Well this just sounded amazing. But what really gave me the push to switch, the real eureka moment for me was this. The top two causes of death in the domestic cat are cancer and kidney failure. I knew this. Every cat owner knows that lots of cats die of kidney failure. Very common. And cancer. Look at my own past cats. Kibble-fed. Died relatively young of: cancer, and, uh, kidney failure. Hang on a minute! Had I been responsible for shortening their lives via their dry food diet? It was a devastating thought.

Of course, this was speculation. There is no way I can know for sure if long-term kibble feeding had caused their deaths. I had to conclude though, that it must have played a part. The idea that I might have given them a longer, better quality of life by simply feeding them a better diet was a terrible revelation to me.
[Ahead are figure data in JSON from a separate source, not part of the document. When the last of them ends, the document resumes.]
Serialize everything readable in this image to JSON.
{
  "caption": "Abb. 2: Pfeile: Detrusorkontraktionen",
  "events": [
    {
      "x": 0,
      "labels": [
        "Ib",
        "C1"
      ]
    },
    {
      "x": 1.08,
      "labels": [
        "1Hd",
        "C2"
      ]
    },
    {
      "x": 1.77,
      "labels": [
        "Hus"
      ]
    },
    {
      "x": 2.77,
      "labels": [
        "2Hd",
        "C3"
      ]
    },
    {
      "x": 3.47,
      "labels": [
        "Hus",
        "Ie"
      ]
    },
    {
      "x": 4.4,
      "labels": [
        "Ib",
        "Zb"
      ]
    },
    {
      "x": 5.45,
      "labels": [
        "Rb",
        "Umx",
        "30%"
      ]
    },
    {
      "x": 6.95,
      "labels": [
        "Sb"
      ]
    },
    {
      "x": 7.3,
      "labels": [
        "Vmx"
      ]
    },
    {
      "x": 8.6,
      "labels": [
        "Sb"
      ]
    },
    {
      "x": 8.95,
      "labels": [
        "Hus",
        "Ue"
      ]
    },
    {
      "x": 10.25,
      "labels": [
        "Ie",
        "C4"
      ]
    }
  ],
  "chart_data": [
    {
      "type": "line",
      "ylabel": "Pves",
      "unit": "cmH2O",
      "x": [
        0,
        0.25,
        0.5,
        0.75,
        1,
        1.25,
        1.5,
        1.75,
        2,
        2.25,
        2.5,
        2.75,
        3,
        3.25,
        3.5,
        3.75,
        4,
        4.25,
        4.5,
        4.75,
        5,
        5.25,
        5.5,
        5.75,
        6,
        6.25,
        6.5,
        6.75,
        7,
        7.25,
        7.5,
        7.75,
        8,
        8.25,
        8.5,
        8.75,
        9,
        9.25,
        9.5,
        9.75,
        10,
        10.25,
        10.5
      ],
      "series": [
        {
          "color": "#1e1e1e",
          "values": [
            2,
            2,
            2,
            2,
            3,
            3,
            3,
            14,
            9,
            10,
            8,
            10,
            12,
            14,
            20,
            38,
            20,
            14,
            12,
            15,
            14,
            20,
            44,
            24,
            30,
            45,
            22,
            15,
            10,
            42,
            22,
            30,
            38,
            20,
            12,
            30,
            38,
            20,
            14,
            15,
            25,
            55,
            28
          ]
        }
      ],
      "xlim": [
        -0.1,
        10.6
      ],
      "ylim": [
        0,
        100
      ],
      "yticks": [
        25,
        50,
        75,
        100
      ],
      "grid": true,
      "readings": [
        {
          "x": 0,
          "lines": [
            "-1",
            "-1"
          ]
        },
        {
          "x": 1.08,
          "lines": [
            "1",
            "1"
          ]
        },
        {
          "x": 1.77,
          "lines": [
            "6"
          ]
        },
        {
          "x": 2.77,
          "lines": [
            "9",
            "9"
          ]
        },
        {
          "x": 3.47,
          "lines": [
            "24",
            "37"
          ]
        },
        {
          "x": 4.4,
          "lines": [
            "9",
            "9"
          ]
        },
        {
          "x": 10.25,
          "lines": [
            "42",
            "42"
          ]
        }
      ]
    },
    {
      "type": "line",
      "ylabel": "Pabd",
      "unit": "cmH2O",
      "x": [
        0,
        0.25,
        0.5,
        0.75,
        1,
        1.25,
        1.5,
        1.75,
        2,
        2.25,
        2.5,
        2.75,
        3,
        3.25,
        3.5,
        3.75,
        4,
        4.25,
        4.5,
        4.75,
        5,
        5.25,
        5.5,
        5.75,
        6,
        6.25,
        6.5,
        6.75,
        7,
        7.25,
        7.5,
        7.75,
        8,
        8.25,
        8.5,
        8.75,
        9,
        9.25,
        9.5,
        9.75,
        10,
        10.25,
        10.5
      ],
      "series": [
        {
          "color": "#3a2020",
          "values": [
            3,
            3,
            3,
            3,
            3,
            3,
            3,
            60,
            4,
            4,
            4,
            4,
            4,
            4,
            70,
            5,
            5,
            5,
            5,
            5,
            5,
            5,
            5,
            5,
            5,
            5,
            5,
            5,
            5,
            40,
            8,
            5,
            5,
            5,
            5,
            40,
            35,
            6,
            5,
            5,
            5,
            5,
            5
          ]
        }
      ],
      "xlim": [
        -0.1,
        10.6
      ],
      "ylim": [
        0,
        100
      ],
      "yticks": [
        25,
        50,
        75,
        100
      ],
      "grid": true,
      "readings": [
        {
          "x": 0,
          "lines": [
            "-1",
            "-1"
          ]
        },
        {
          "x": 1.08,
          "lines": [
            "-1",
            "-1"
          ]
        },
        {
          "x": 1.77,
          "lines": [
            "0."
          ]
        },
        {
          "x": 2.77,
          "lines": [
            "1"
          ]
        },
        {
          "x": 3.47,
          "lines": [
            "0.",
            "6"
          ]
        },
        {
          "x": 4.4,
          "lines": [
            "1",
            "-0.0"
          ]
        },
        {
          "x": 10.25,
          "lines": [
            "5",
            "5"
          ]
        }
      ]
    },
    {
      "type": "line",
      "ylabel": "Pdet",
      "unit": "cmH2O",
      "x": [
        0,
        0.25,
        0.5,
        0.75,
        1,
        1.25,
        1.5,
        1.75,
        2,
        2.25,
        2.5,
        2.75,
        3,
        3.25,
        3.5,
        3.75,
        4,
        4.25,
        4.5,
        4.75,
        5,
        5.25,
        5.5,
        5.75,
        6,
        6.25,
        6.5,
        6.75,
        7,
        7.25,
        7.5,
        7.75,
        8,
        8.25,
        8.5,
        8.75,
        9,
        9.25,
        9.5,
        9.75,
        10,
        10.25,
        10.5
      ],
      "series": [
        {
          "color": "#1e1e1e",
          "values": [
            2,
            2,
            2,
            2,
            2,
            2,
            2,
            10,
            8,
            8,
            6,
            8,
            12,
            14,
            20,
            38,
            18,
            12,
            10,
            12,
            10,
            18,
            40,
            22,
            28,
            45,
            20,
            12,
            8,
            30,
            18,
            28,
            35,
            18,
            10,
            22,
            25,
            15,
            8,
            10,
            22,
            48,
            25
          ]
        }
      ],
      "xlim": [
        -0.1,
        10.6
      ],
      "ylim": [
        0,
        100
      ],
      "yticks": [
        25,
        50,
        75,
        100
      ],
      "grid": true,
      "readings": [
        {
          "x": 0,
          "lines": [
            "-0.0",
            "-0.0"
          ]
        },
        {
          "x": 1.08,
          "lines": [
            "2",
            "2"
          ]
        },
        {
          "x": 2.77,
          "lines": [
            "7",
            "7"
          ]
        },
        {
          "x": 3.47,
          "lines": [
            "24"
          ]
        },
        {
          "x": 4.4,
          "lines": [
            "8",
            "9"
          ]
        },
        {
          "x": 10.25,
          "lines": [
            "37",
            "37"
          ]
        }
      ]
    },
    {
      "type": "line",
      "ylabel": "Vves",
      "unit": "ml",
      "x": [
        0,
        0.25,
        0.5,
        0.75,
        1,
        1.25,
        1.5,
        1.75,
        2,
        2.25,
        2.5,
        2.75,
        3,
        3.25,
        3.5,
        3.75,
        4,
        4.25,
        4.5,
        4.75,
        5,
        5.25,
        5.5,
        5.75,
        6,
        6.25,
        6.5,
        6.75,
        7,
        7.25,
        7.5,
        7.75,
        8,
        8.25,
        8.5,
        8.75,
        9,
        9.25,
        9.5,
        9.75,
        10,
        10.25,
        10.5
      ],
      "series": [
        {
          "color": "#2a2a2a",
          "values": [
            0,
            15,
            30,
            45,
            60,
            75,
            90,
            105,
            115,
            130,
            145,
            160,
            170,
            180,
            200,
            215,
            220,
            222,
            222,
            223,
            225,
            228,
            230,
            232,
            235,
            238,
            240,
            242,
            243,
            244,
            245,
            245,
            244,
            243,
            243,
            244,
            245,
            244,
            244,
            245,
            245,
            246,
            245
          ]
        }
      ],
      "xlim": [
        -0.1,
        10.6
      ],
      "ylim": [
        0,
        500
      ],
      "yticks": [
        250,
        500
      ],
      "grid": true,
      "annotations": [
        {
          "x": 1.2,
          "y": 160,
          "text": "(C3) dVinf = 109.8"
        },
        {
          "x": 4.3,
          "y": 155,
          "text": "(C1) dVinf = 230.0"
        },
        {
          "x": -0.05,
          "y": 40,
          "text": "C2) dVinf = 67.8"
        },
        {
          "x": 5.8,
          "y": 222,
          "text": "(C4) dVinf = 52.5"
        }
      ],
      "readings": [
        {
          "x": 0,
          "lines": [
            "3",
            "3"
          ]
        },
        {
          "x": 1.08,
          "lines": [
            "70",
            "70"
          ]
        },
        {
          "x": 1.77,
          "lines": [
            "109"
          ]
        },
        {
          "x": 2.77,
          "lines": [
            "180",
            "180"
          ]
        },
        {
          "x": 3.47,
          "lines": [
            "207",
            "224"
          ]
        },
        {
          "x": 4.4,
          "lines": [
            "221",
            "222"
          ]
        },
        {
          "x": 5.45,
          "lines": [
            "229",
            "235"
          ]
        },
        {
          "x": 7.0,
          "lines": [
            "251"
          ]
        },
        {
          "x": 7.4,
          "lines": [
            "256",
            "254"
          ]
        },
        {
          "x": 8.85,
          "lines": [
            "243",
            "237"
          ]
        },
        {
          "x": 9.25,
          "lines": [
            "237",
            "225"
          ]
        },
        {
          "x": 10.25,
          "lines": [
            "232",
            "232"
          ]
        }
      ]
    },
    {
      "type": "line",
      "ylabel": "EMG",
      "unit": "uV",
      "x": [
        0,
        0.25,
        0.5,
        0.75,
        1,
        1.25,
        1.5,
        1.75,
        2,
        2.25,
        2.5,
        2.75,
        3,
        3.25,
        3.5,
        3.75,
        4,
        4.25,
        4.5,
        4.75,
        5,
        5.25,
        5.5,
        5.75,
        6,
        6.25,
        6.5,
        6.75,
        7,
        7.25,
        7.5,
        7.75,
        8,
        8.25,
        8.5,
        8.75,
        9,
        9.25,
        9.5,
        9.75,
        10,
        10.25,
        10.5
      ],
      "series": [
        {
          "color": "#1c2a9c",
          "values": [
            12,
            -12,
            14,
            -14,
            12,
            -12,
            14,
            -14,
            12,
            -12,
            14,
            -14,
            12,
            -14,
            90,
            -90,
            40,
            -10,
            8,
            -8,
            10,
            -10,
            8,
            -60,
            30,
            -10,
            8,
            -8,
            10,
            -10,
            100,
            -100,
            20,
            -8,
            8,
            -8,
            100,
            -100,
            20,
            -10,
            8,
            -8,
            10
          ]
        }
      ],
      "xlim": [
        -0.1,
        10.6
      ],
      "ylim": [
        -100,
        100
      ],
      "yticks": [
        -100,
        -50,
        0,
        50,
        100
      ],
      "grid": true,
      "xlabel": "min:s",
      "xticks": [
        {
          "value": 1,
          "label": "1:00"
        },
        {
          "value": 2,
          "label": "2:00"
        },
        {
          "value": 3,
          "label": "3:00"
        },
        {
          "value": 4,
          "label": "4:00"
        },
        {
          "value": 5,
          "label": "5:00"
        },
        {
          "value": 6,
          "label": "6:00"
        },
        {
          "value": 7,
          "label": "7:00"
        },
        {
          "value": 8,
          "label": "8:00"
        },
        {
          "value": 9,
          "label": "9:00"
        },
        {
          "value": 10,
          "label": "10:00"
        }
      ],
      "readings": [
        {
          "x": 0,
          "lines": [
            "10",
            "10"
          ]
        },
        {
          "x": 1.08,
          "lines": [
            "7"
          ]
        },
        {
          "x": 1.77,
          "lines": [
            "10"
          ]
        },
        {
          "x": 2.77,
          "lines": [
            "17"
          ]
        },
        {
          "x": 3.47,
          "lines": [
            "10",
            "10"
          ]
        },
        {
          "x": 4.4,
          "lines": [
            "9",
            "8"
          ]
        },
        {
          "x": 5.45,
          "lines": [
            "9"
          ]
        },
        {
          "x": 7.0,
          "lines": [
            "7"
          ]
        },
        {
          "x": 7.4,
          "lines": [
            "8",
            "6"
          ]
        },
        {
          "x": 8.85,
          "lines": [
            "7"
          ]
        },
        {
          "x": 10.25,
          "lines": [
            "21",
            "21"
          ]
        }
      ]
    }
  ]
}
So I set about making the transition to a raw diet. I found that there was a lot of useful information out there and friendly raw feeding groups for cats. An invaluable resource was (and still is) the Feline Nutrition and Education Society, founded by Margaret Gates. I wish I had found this site first. It is so comprehensive and well-written, and it answered all of my questions.

Larry’s turkey drumstick

Fortunately, Larry and Monty didn’t need much persuasion to switch to raw. In fact, Monty was wild about it. He thinks he is a wild animal, after all. It was hilarious seeing him with a chicken wing. Lots of melodramatic growling. He never growled over his kibble. As they are young, I didn’t see a dramatic difference in their health or appearance. But their poop was easier to cope with: less of it, dry, and almost odourless. There is very little waste matter with raw.

Monty’s turkey drumstick

Barney, however, was a different story. The change in him was unbelievable. As a kibble junkie with bad teeth, it took much longer to get him fully onto raw. But even before he was fully transitioned, he had more energy, softer, shinier fur, and cleaner teeth. He was up and about and in our faces just like when he was a young cat. He started to jump onto chairs and laps again. He looked and acted like a cat half his age. It was wonderful to see.

Barney

Sadly I discovered that raw feeding carries a lot of controversy and not everyone would accept what I was doing or my reasons for doing it. It is still a hot and sometimes heated topic on many forums. For me it always comes down to this. The domestic cat is a carnivore, 100%. Cats are not able to digest vegetable matter or carbohydrates. They rely on meat, meat, meat (i.e., meat, bone and organs, in the correct ratio) for their nutrition. Just like the big cats. So why is commercial cat food so often more than 50% vegetable matter, and the meat protein of such questionable quality? No wonder feline health problems abound. And typically, this poor quality, species-inappropriate food is promoted by vets who should know better. There are powerful commercial interests at stake here.